Question about $\alpha-$affine manifold of a statistical model

41 Views Asked by At

I am reading "Methods of information geometry by shun-ichi-Amari" and I am finding it difficult to understand the following ,first let me define it,

Let $S=\{p_{\xi}/\xi\in E\}$ where $E=[\xi^1,..,\xi^n]\subseteq \mathbb{R^n}$ be a subset of the following set
$$P(X)=\{p:X\to\mathbb{R}/p(x)>0,\int p(x)dx<\infty\}$$ where $X$ is a sample space. Let for each $\alpha\in \mathbb{R}$ define the following: \begin{equation} L^{(\alpha)}(u) = \begin{cases} \frac{2}{1-\alpha}u^{\frac{1-\alpha}{2}} & :\alpha\neq1\\ log(u) & :\alpha=1\\ \end{cases} \end{equation} $$l^{(\alpha)}(x;\xi)=L^{(\alpha)}(p(x;\xi))$$

if for a fixed $\alpha$ and for some coordinate system $[\theta^i]$ $$\partial_{i}\partial_{j}l^{(\alpha)}(x;\theta)=0$$ where $\partial_{i}=\frac{\partial}{\partial\theta^i}$.Then we say that $S$ is $\alpha-$flat and we call such $S$ an $\alpha-$affine manifold.
This is equivalent to the existence of the functions $\{C,F_1,..,F_n\}$ on $X$ such that $$l^{(\alpha)}(x;\theta)=C(x)+\sum_{i=1}^{n}\theta^{i}F_{i}(x).$$

Example: Consider $X$ is a finite set $\{x_1,..,x_n\}$.Let $F_{i}:X\to\mathbb{R}$ be the function defined by $F_{i}(x_j)=\delta_{ij}$ for $i,j=1,2,...,n.$ Then for each $p\in P(X)$ using the independent parameters $\theta^1,...,\theta^n$,we have $L^{(\alpha)}(p(x))=\theta^{i}F_{i}(x)$ here $\theta^{i}=L^{(\alpha)}(p(x_i))$. Therefoe $P(X)$ is an $\alpha-$affine manifold for every $\alpha\in \mathbb{R}$.

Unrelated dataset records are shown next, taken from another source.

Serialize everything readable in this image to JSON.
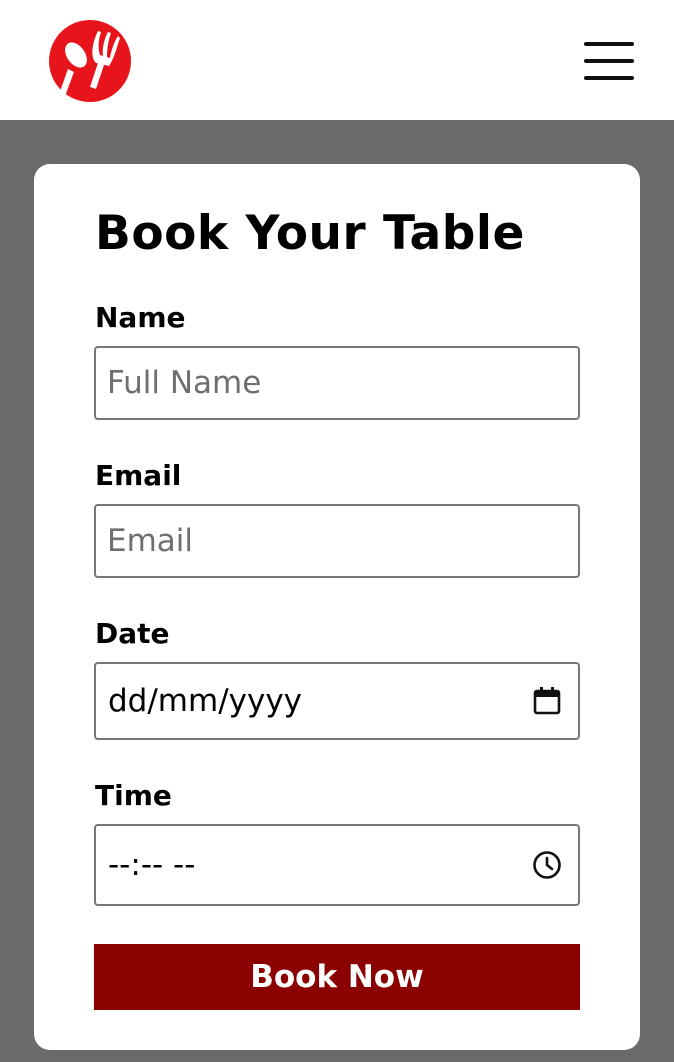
{
  "header": {
    "logo_icon": "fork-and-spoon-logo-icon",
    "brand_color": "#e8141b",
    "menu_icon": "hamburger-menu-icon"
  },
  "form": {
    "title": "Book Your Table",
    "name": {
      "label": "Name",
      "placeholder": "Full Name",
      "value": ""
    },
    "email": {
      "label": "Email",
      "placeholder": "Email",
      "value": ""
    },
    "date": {
      "label": "Date",
      "display": "dd/mm/yyyy",
      "icon": "calendar-icon"
    },
    "time": {
      "label": "Time",
      "display": "--:-- --",
      "icon": "clock-icon"
    },
    "submit_label": "Book Now",
    "submit_color": "#8b0000"
  }
}
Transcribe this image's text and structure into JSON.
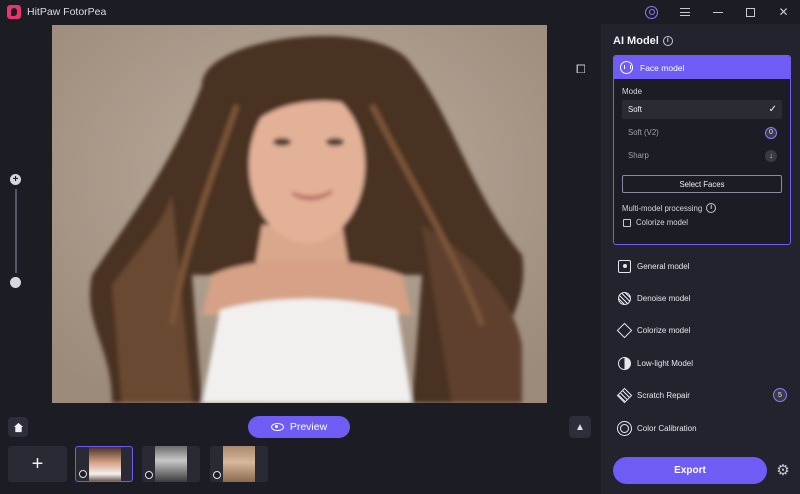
{
  "app": {
    "title": "HitPaw FotorPea"
  },
  "window_controls": {
    "user": "user-icon",
    "menu": "menu-icon",
    "minimize": "minimize-icon",
    "maximize": "maximize-icon",
    "close": "close-icon"
  },
  "canvas": {
    "zoom_in": "+",
    "zoom_out": "−"
  },
  "bottom": {
    "preview_label": "Preview",
    "add_label": "+",
    "thumbnails": [
      "portrait-color",
      "portrait-bw",
      "portrait-sepia"
    ]
  },
  "panel": {
    "title": "AI Model",
    "face_model": {
      "label": "Face model",
      "mode_label": "Mode",
      "modes": [
        {
          "label": "Soft",
          "state": "selected"
        },
        {
          "label": "Soft (V2)",
          "state": "badge",
          "badge": "0"
        },
        {
          "label": "Sharp",
          "state": "download"
        }
      ],
      "select_faces": "Select Faces",
      "multi_model": "Multi-model processing",
      "colorize_option": "Colorize model"
    },
    "models": [
      {
        "label": "General model",
        "icon": "image-icon"
      },
      {
        "label": "Denoise model",
        "icon": "denoise-icon"
      },
      {
        "label": "Colorize model",
        "icon": "colorize-icon"
      },
      {
        "label": "Low-light Model",
        "icon": "low-light-icon"
      },
      {
        "label": "Scratch Repair",
        "icon": "scratch-icon",
        "badge": "5"
      },
      {
        "label": "Color Calibration",
        "icon": "calibration-icon"
      }
    ],
    "export_label": "Export"
  },
  "colors": {
    "accent": "#6e5cf5",
    "panel_bg": "#23232d",
    "app_bg": "#1c1c24"
  }
}
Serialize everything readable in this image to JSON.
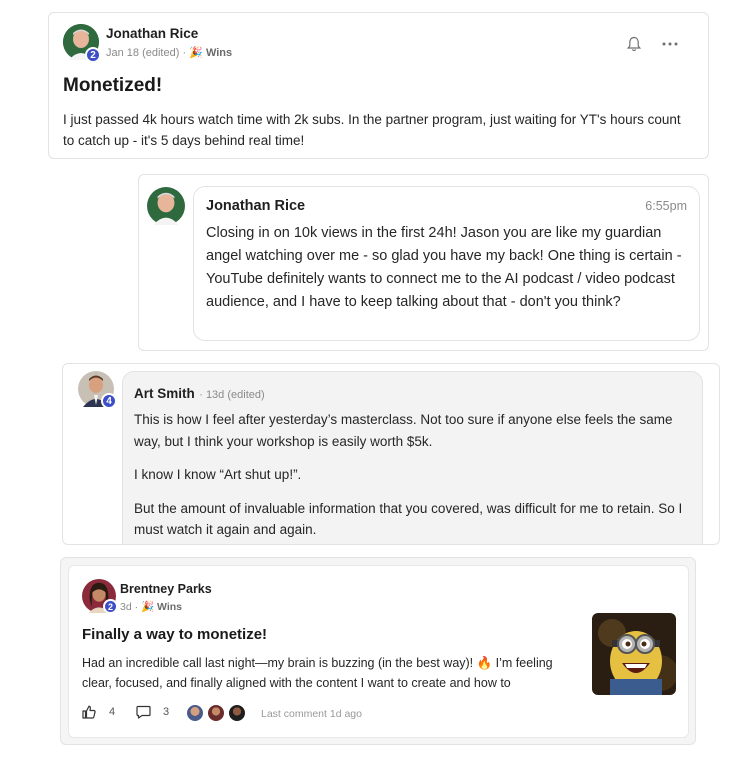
{
  "post1": {
    "author": "Jonathan Rice",
    "badge": "2",
    "date": "Jan 18 (edited)",
    "category_emoji": "🎉",
    "category": "Wins",
    "title": "Monetized!",
    "body": "I just passed 4k hours watch time with 2k subs. In the partner program, just waiting for YT's hours count to catch up - it's 5 days behind real time!"
  },
  "comment1": {
    "author": "Jonathan Rice",
    "time": "6:55pm",
    "body": "Closing in on 10k views in the first 24h! Jason you are like my guardian angel watching over me - so glad you have my back! One thing is certain - YouTube definitely wants to connect me to the AI podcast / video podcast audience, and I have to keep talking about that - don't you think?"
  },
  "comment2": {
    "author": "Art Smith",
    "badge": "4",
    "meta": "13d (edited)",
    "paragraphs": [
      "This is how I feel after yesterday’s masterclass. Not too sure if anyone else feels the same way, but I think your workshop is easily worth $5k.",
      "I know I know “Art shut up!”.",
      "But the amount of invaluable information that you covered, was difficult for me to retain. So I must watch it again and again."
    ]
  },
  "post2": {
    "author": "Brentney Parks",
    "badge": "2",
    "date": "3d",
    "category_emoji": "🎉",
    "category": "Wins",
    "title": "Finally a way to monetize!",
    "body": "Had an incredible call last night—my brain is buzzing (in the best way)! 🔥 I’m feeling clear, focused, and finally aligned with the content I want to create and how to",
    "likes": "4",
    "comments": "3",
    "last_comment": "Last comment 1d ago"
  },
  "icons": {
    "bell": "bell-icon",
    "more": "more-horizontal-icon",
    "like": "thumbs-up-icon",
    "comment": "comment-icon"
  },
  "colors": {
    "badge": "#3d4fc4"
  }
}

Can someone explain the above example,how it is defined,I am confused.All I know it that if $X$ is finite and $E=\{[\xi^1,..,\xi^n],\xi^i>0,\sum_{i=1}^{n}\xi^1<1\}$

\begin{equation} p(x_{i},\xi) = \begin{cases} \xi^i & :1\leq i\leq n\\ 1-\sum_{i=1}^{n}\xi^i & :i=0\\ \end{cases} \end{equation}

1

There are 1 best solutions below

14
On BEST ANSWER

In the example, By definition $\theta^i = L^{(\alpha)}(p(x_i))$. Now we have $L^{(\alpha)}(p(x_i)) = \theta^i \rightarrow L^{(\alpha)}(\zeta^i) = \theta^i$. If $\alpha = 1$ then $\log(\zeta^i) = \theta^i$ is the change is co-ordinate system from $\zeta$ to $\theta$. Note that the definition says the equations hold after possibly a change in co-ordinate system from $\zeta$ to $\theta$. So transformations (even non-linear) are perfectly fine as long as its a $1-1$ map between $\zeta$ and $\theta$.

The authors are trying to convey that after transforming $\{\zeta^i: i \in [n]\}$ to $\{\theta^i: i \in [n]\}$ by some 1-1 functions you should be able to write $L^{\alpha}(p(x,\zeta))$ as linear function in $\theta$. An example $f(\zeta) =e^\zeta$ becomes linear after the transformation $e^{\zeta} = \theta$. Now $f(\log(\theta)) = \theta$ (linear).Now your new function is $f(\log(.))$ and its linear.